Hi, Friends,
It might be more than normally prudent to keep stops tight in EUR/USD today, as it’s gapping to and fro in response to headlines. Almost everyone with a Eurozone government ID appears to be a player in the early going; first German Economy Minister Roesler was quoted saying that the German high court ruling makes it impossible for Germany to back Eurobonds, and that the German government “expressly” opposes issuing them in any case.
This was followed by the seemingly very dismal news for Greece that Austria’s parliament committee did not approve an upgrade of the European Financial Stability Facility (EFSF), making it very difficult for Greece to get the second installment of its bailout package. EUR/USD dove on that, only to pop right back on a statement by Austria’s finance minister (you knew there had to be one, right?) indicating that Parliament had “only rejected changing the agenda”. I have no idea what that means, either, but it got EUR shorts covering in a hurry.
Even the 30 minute chart of EUR/USD shows basically sideways movement, and the assumption this morning was that the range was likely to be defined by 1.3650/1.3750. There are plenty of players who would be delighted to play a well-defined big figure range all day long, but it’s been too choppy to make anyone very comfortable. In any case, 1.3600/1.3750 now looks like the range, and I would expect a break of the low to hit some stops.

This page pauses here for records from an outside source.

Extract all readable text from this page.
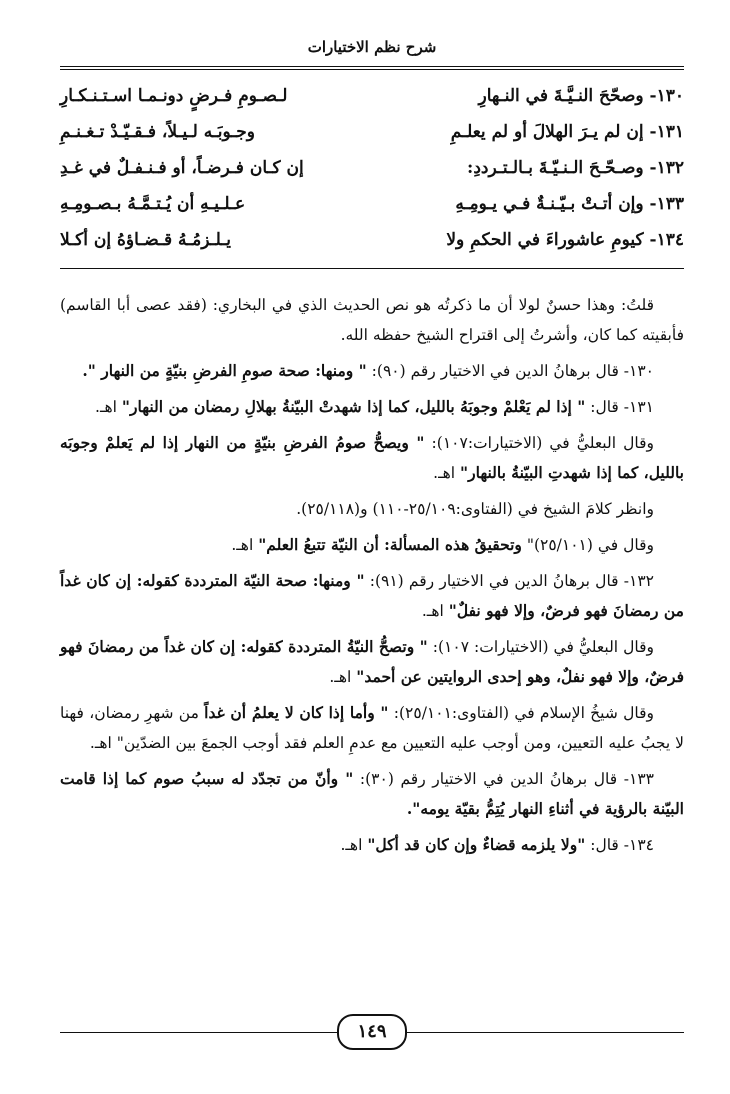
شرح نظم الاختيارات
١٣٠- وصحّحَ النـيَّـةَ في النـهارِ
لـصـومِ فـرضٍ دونـمـا اسـتـنـكـارِ
١٣١- إن لم يـرَ الهلالَ أو لم يعلـمِ
وجـوبَـه لـيـلاً، فـقـيّـدْ تـغـنـمِ
١٣٢- وصـحّـحَ الـنـيّـةَ بـالـتـرددِ:
إن كـان فـرضـاً، أو فـنـفـلٌ في غـدِ
١٣٣- وإن أتـتْ بـيّـنـةٌ فـي يـومِـهِ
عـلـيـهِ أن يُـتـمَّـهُ بـصـومِـهِ
١٣٤- كيومِ عاشوراءَ في الحكمِ ولا
يـلـزمُـهُ قـضـاؤهُ إن أكـلا

قلتُ: وهذا حسنٌ لولا أن ما ذكرتُه هو نص الحديث الذي في البخاري: (فقد عصى أبا القاسم) فأبقيته كما كان، وأشرتُ إلى اقتراح الشيخ حفظه الله.

١٣٠- قال برهانُ الدين في الاختيار رقم (٩٠): " ومنها: صحة صومِ الفرضِ بنيّةٍ من النهار ".

١٣١- قال: " إذا لم يَعْلمْ وجوبَهُ بالليل، كما إذا شهدتْ البيّنةُ بهلالِ رمضان من النهار" اهـ.

وقال البعليُّ في (الاختيارات:١٠٧): " ويصحُّ صومُ الفرضِ بنيّةٍ من النهار إذا لم يَعلمْ وجوبَه بالليل، كما إذا شهدتِ البيّنةُ بالنهار" اهـ.

وانظر كلامَ الشيخ في (الفتاوى:٢٥/١٠٩-١١٠) و(٢٥/١١٨).

وقال في (٢٥/١٠١)" وتحقيقُ هذه المسألة: أن النيّة تتبعُ العلم" اهـ.

١٣٢- قال برهانُ الدين في الاختيار رقم (٩١): " ومنها: صحة النيّة المترددة كقوله: إن كان غداً من رمضانَ فهو فرضٌ، وإلا فهو نفلٌ" اهـ.

وقال البعليُّ في (الاختيارات: ١٠٧): " وتصحُّ النيّةُ المترددة كقوله: إن كان غداً من رمضانَ فهو فرضٌ، وإلا فهو نفلٌ، وهو إحدى الروايتين عن أحمد" اهـ.

وقال شيخُ الإسلام في (الفتاوى:٢٥/١٠١): " وأما إذا كان لا يعلمُ أن غداً من شهرِ رمضان، فهنا لا يجبُ عليه التعيين، ومن أوجب عليه التعيين مع عدمِ العلم فقد أوجب الجمعَ بين الضدّين" اهـ.

١٣٣- قال برهانُ الدين في الاختيار رقم (٣٠): " وأنّ من تجدّد له سببُ صوم كما إذا قامت البيّنة بالرؤية في أثناءِ النهار يُتِمُّ بقيّة يومه".

١٣٤- قال: "ولا يلزمه قضاءٌ وإن كان قد أكل" اهـ.

١٤٩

P. S. I neglected to mention that stops would likely be found on a break of 1.3750, as well. In the event, following a conference call between Merkel of Germany, Sarkozy of France, and Papandreou of Greece, a Greek government spokesman stated that Greece had told its partners that it is determined to meet all of its obligations. “Determination” isn’t necessarily the same as “ability”, of course, but the promise was enough to send EUR sharply higher, reaching 1.3771 following the break of 1.3750.